İlmek ilmek işlenen hikaye, incelikli mesajlar, küçük ama kıymetli hayat
dersleri size ıvır zıvır gelecekse,
● Sabırsızsanız. “Aşkı saç diplerim uyuşana kadar hissetmem yetmez, derhal
gözlerimle de görmem lazım” diyorsanız,
● “Yanlış anlama da neymiş, insanlar konuşa konuşa anlaşır”ı hayat felsefeniz
haline getirmişseniz,
● Esas kızla oğlana “böyle sabır peygamberde yok, siz de nasıl oluyor” diye
diye kendinizi TV karşısında sinir hastası yapma ihtimaliniz varsa,
● Yemeği yavaş yavaş, sindire sindire yemek size göre değilse; hemen şişenin
dibini görüp tatlıya geçme niyetindeyseniz!

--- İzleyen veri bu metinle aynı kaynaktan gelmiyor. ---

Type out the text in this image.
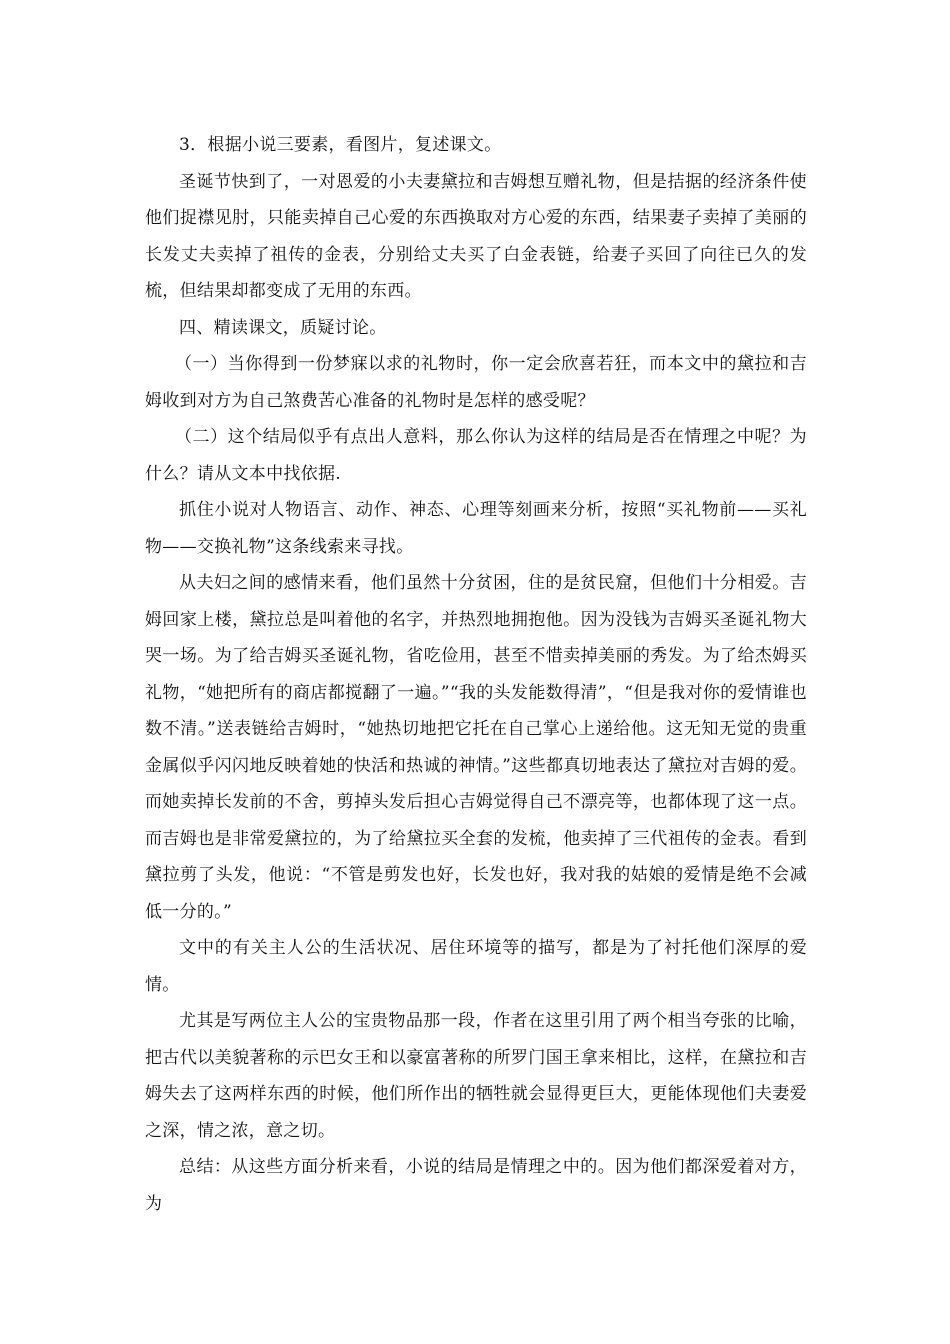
3．根据小说三要素，看图片，复述课文。

圣诞节快到了，一对恩爱的小夫妻黛拉和吉姆想互赠礼物，但是拮据的经济条件使他们捉襟见肘，只能卖掉自己心爱的东西换取对方心爱的东西，结果妻子卖掉了美丽的长发丈夫卖掉了祖传的金表，分别给丈夫买了白金表链，给妻子买回了向往已久的发梳，但结果却都变成了无用的东西。

四、精读课文，质疑讨论。

（一）当你得到一份梦寐以求的礼物时，你一定会欣喜若狂，而本文中的黛拉和吉姆收到对方为自己煞费苦心准备的礼物时是怎样的感受呢？

（二）这个结局似乎有点出人意料，那么你认为这样的结局是否在情理之中呢？为什么？请从文本中找依据.

抓住小说对人物语言、动作、神态、心理等刻画来分析，按照“买礼物前——买礼物——交换礼物”这条线索来寻找。

从夫妇之间的感情来看，他们虽然十分贫困，住的是贫民窟，但他们十分相爱。吉姆回家上楼，黛拉总是叫着他的名字，并热烈地拥抱他。因为没钱为吉姆买圣诞礼物大哭一场。为了给吉姆买圣诞礼物，省吃俭用，甚至不惜卖掉美丽的秀发。为了给杰姆买礼物，“她把所有的商店都搅翻了一遍。”“我的头发能数得清”，“但是我对你的爱情谁也数不清。”送表链给吉姆时，“她热切地把它托在自己掌心上递给他。这无知无觉的贵重金属似乎闪闪地反映着她的快活和热诚的神情。”这些都真切地表达了黛拉对吉姆的爱。而她卖掉长发前的不舍，剪掉头发后担心吉姆觉得自己不漂亮等，也都体现了这一点。而吉姆也是非常爱黛拉的，为了给黛拉买全套的发梳，他卖掉了三代祖传的金表。看到黛拉剪了头发，他说：“不管是剪发也好，长发也好，我对我的姑娘的爱情是绝不会减低一分的。”

文中的有关主人公的生活状况、居住环境等的描写，都是为了衬托他们深厚的爱情。

尤其是写两位主人公的宝贵物品那一段，作者在这里引用了两个相当夸张的比喻，把古代以美貌著称的示巴女王和以豪富著称的所罗门国王拿来相比，这样，在黛拉和吉姆失去了这两样东西的时候，他们所作出的牺牲就会显得更巨大，更能体现他们夫妻爱之深，情之浓，意之切。

总结：从这些方面分析来看，小说的结局是情理之中的。因为他们都深爱着对方，为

● Yenge, amca, dede gibi aile figürlerinin, esas oğlanı evlendirmekten başka
derdi yok mu? gibi sorular soracaksanız,
● Ben bir trafik kazası, bir kaza kurşunu, bir apansız elim hastalığa
tutulma, bir hastane köşelerinde ölüm kalım mücadelesi, bir “durun siz
kardeşsiniz” imkansızlığı görmeden yerli dizi izlemekten keyif almam
diyorsanız,
● Kahkahanızı; yabani, görgüsüz, kaba saba, ağzı doluyken konuştuğu için
komik olduğunu sanan mizah karakterlerinde arıyorsanız,
● Temiz bir aksiyon beklentiniz varsa; soluk soluğa kaçma kovalama heyecanı
yaşamak; gerektiğinde vurdu kırdının dibine vurmak, kavga dövüşün alasını
izlemek istiyorsanız,
● Türk erkeği dediğiniz, tavşan kanı çay içer; aşk acısı çektiğinde Müslüm
baba dinler; kabus gördü mü de, caddede araba yarışı yaparken ağaca geçirdiğini veya boks maçında kafayı gözü dağıttığını görür diyorsanız,
● İnce işçilik için kafam fazla dolu; beni klasik müzikmiş, dünya
edebiyatıymış, Proust’muş, Fellini’ymiş, Sevil Berberi’ymiş, 16.YY İngiliz
şairleriymiş, bunlarla yormayın, her bölüm dayayın en bilindik Sezen Aksu’ları
benden mutlusu olmaz düşüncesindeyseniz,
-BONUS-
Sevgiliniz veya eşiniz, Ömer İplikçi aşkına tutulmuş veya Defne Topal’a abayı
yakmışsa. Bu madde bonus; çünkü karşılığı boş küme! Biriciğiniz az buçuk
yukarıdakilerden biri değilse... Henüz size açık etmemiş demektir ^.^ Çareniz ya üç
maymun ya da derinden derinden seslenen şu çağrıya kulak vermek: Kiralık Aşk
çok güzel, SEN DE gelsene :)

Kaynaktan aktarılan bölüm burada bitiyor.